Three sticking points remain publicly unresolved. First, the timeline for sanctions relief: when do frozen Iranian assets unfreeze, and conditioned on what verified steps? Second, post-deal Hormuz governance: the US has reportedly insisted on guaranteed free passage; Iran wishes to preserve rights over commercial transit terms. Third, the highly enriched uranium (HEU) disposition path: Iran’s MOU commitment is to “negotiate” removal, not transfer it immediately — a distinction the Supreme Leader has reinforced by stating the uranium stays in Iran.
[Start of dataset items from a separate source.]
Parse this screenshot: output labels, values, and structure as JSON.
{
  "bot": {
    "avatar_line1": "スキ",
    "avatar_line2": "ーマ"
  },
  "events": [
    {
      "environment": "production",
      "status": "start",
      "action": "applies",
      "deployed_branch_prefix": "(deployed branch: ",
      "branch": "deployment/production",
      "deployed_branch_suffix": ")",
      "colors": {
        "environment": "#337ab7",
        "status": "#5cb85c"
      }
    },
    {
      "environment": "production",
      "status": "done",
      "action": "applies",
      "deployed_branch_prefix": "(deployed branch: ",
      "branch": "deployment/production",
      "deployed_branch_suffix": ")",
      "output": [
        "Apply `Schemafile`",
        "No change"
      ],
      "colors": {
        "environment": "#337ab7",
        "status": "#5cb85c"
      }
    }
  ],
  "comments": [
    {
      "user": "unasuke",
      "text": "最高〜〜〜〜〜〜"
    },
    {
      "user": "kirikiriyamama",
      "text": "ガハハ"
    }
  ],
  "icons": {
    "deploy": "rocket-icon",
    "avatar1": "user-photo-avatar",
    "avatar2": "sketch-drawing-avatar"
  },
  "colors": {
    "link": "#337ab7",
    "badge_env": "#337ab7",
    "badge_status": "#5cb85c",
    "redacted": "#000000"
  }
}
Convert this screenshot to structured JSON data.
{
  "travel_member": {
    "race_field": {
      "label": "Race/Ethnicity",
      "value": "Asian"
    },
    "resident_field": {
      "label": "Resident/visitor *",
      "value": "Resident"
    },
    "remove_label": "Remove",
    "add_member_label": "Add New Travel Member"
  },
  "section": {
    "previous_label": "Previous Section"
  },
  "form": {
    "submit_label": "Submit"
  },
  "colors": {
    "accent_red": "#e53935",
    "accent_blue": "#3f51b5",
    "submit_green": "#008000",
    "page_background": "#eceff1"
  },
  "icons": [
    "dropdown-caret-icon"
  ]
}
Iran’s Foreign Ministry acknowledged Monday that while progress has been made, “no one can claim that the signing of an agreement is imminent.”
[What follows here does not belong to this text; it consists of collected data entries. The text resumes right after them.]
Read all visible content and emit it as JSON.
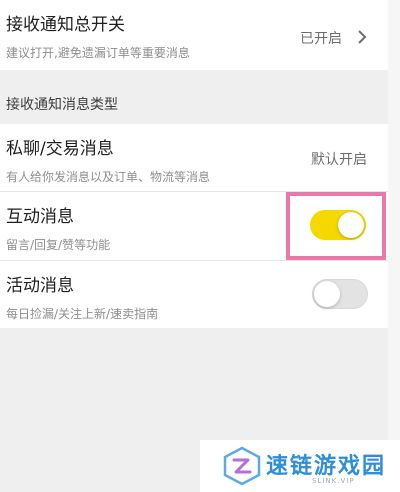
{
  "master_switch": {
    "title": "接收通知总开关",
    "description": "建议打开,避免遗漏订单等重要消息",
    "status": "已开启"
  },
  "section": {
    "title": "接收通知消息类型"
  },
  "message_types": [
    {
      "title": "私聊/交易消息",
      "description": "有人给你发消息以及订单、物流等消息",
      "status": "默认开启"
    },
    {
      "title": "互动消息",
      "description": "留言/回复/赞等功能",
      "enabled": true
    },
    {
      "title": "活动消息",
      "description": "每日捡漏/关注上新/速卖指南",
      "enabled": false
    }
  ],
  "watermark": {
    "brand": "速链游戏园",
    "domain": "SLINK.VIP"
  },
  "colors": {
    "toggle_on": "#f5d800",
    "toggle_off": "#e3e3e3",
    "highlight": "#e77aa9",
    "watermark_blue": "#2f8ed8"
  }
}
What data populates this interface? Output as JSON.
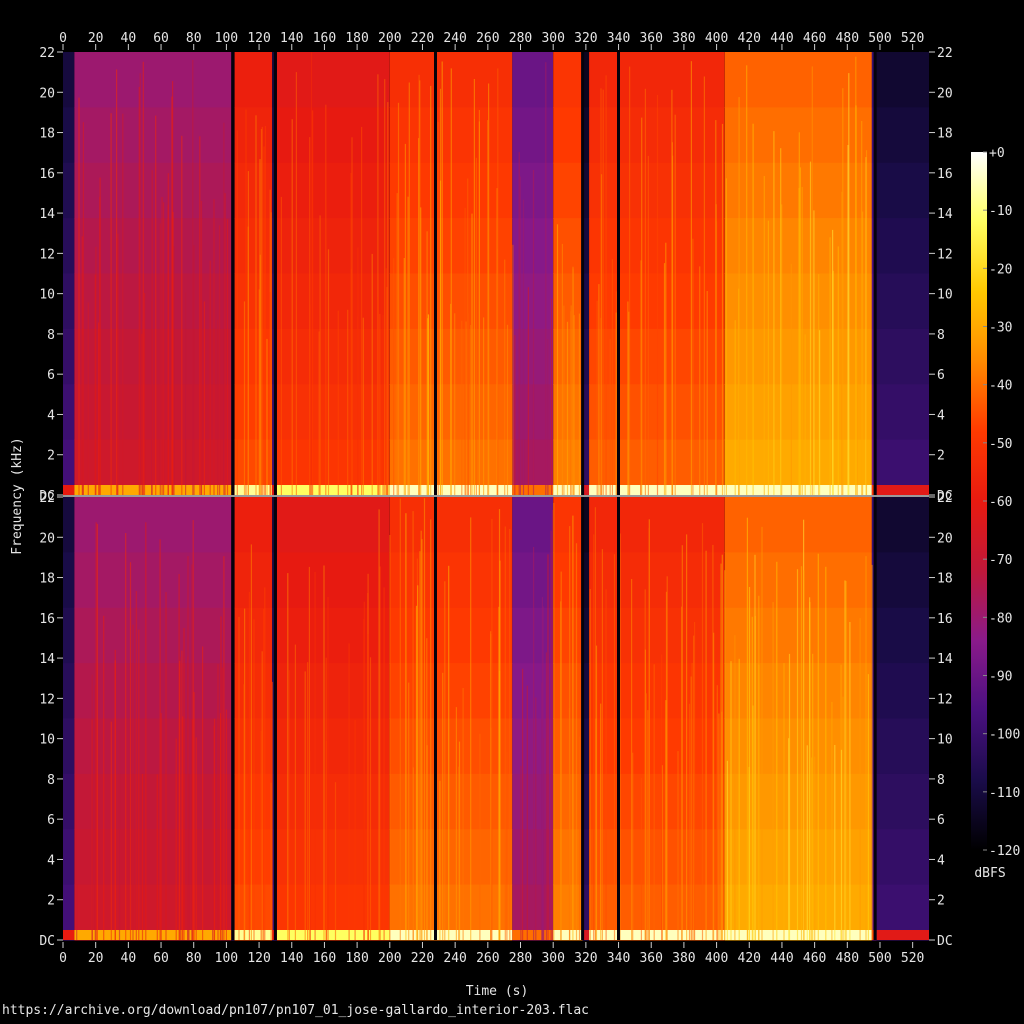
{
  "chart_data": {
    "type": "heatmap",
    "subtype": "spectrogram",
    "channels": 2,
    "xlabel": "Time (s)",
    "ylabel": "Frequency (kHz)",
    "x_ticks": [
      "0",
      "20",
      "40",
      "60",
      "80",
      "100",
      "120",
      "140",
      "160",
      "180",
      "200",
      "220",
      "240",
      "260",
      "280",
      "300",
      "320",
      "340",
      "360",
      "380",
      "400",
      "420",
      "440",
      "460",
      "480",
      "500",
      "520"
    ],
    "y_ticks": [
      "DC",
      "2",
      "4",
      "6",
      "8",
      "10",
      "12",
      "14",
      "16",
      "18",
      "20",
      "22"
    ],
    "xlim": [
      0,
      530
    ],
    "ylim_khz": [
      0,
      22
    ],
    "colorbar": {
      "label": "dBFS",
      "ticks": [
        "+0",
        "-10",
        "-20",
        "-30",
        "-40",
        "-50",
        "-60",
        "-70",
        "-80",
        "-90",
        "-100",
        "-110",
        "-120"
      ],
      "range_db": [
        -120,
        0
      ],
      "colors": [
        "#000000",
        "#1a0c4a",
        "#4a1080",
        "#8a1a8a",
        "#c0183a",
        "#e81a10",
        "#ff3a00",
        "#ff8a00",
        "#ffc800",
        "#ffff60",
        "#ffffff"
      ]
    },
    "segments": [
      {
        "start": 0,
        "end": 7,
        "level_db": -110
      },
      {
        "start": 7,
        "end": 103,
        "level_db": -80
      },
      {
        "start": 103,
        "end": 105,
        "level_db": -115
      },
      {
        "start": 105,
        "end": 128,
        "level_db": -58
      },
      {
        "start": 128,
        "end": 131,
        "level_db": -110
      },
      {
        "start": 131,
        "end": 200,
        "level_db": -62
      },
      {
        "start": 200,
        "end": 275,
        "level_db": -52
      },
      {
        "start": 275,
        "end": 300,
        "level_db": -90
      },
      {
        "start": 300,
        "end": 318,
        "level_db": -50
      },
      {
        "start": 318,
        "end": 322,
        "level_db": -115
      },
      {
        "start": 322,
        "end": 405,
        "level_db": -55
      },
      {
        "start": 405,
        "end": 495,
        "level_db": -42
      },
      {
        "start": 495,
        "end": 498,
        "level_db": -100
      },
      {
        "start": 498,
        "end": 530,
        "level_db": -112
      }
    ],
    "dark_gaps_s": [
      104,
      130,
      228,
      318,
      340,
      497
    ]
  },
  "footer": {
    "source_url": "https://archive.org/download/pn107/pn107_01_jose-gallardo_interior-203.flac"
  }
}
“A consensus was reached on many topics discussed, but no one can claim that the signing of an agreement is imminent.” — Iranian Foreign Ministry spokesperson, May 25, 2026
The Hatami threat adds a separate pressure dimension. The IRGC general’s public warning — timed as Rubio was speaking carefully in New Delhi — may reflect hardline domestic positioning ahead of any formal signing. The EU, meanwhile, confirmed accelerated transfers of air defense systems to Ukraine following Sunday’s overnight strike: a signal that European capitals are managing two parallel tracks — Iran de-escalation and Ukraine reinforcement — with limited diplomatic bandwidth for both.
US equity markets are closed for Memorial Day and reopen Tuesday May 26. In their absence, Monday’s global session delivered a clear directional signal: European equities higher, oil sharply lower, dollar softer, Bitcoin steady. The message is deal optimism. The US session that prices the signature — or its absence — is 24 hours away.
European stocks opened on a strong footing, with the STOXX 50 climbing 1.1% and the STOXX 600 rising 0.6% to near three-month highs. The EU50 closed at 6,072 — its highest level since April 2026. Energy stocks lagged as oil prices cascaded; miners and industrials led on Hormuz reopening expectations. Emerging market equities and currencies also gained, as the dollar’s 0.28% softening against its major peers provided a secondary tailwind. Lower oil, lower dollar, lower imported inflation: the correlation is direct.
| Asset | Price | Change | Note |
|---|---|---|---|
| Brent Crude | $98.12 | –5.2% | Hormuz reopening signal; blockade formally still active |
| WTI Crude | ~$92 | ~–5% | Steepest deal-driven single-day drop of the war |
| EU STOXX 50 | 6,072 | +1.1% | Three-month high; highest since April 2026 |
| STOXX 600 | ~624 | +0.6% | Near three-month highs; risk-on across sectors |
| Bitcoin (BTC) | $77,292 | +0.4% | Holding post-Sunday recovery; Tom Lee $76K trigger 6 days out |
| Ethereum (ETH) | $2,113 | +0.7% | Moving with BTC; thin Memorial Day volumes |
| DXY Dollar Index | 98.96 | –0.28% | Softening on lower oil, reduced inflation risk signal |
| 10-Year Treasury | ~4.56% | — | Elevated but steady; US markets closed |
| 30-Yr Mortgage | 6.65% | — | Bankrate May 25; up from Freddie Mac 6.51% (May 21) |
| Samsung Strike Threat | Day 4 / 18 | No Settlement | Spot pricing signal expected days 5–7 this week |
US markets reopen Tuesday May 26 with the full weight of Memorial Day deal developments to price. Three scenarios define the range, with Scenario B the current base case.
The calendar accelerates regardless of the deal outcome. Consumer confidence prints Tuesday — the first US macro data post-Memorial Day, read against the backdrop of UMich Consumer Sentiment at a record-low 44.8. Wednesday brings the AI earnings round: Marvell (MRVL), Salesforce (CRM), Synopsys (SNPS), and Snowflake (SNOW) — the first major artificial intelligence (AI) infrastructure earnings test since NVDA’s blockbuster May 20. Friday May 29 is the last US equity trading day of May. Tom Lee’s $76,000 BTC monthly close trigger falls at end of May, currently $800 away with five days remaining (BTC trades 24/7).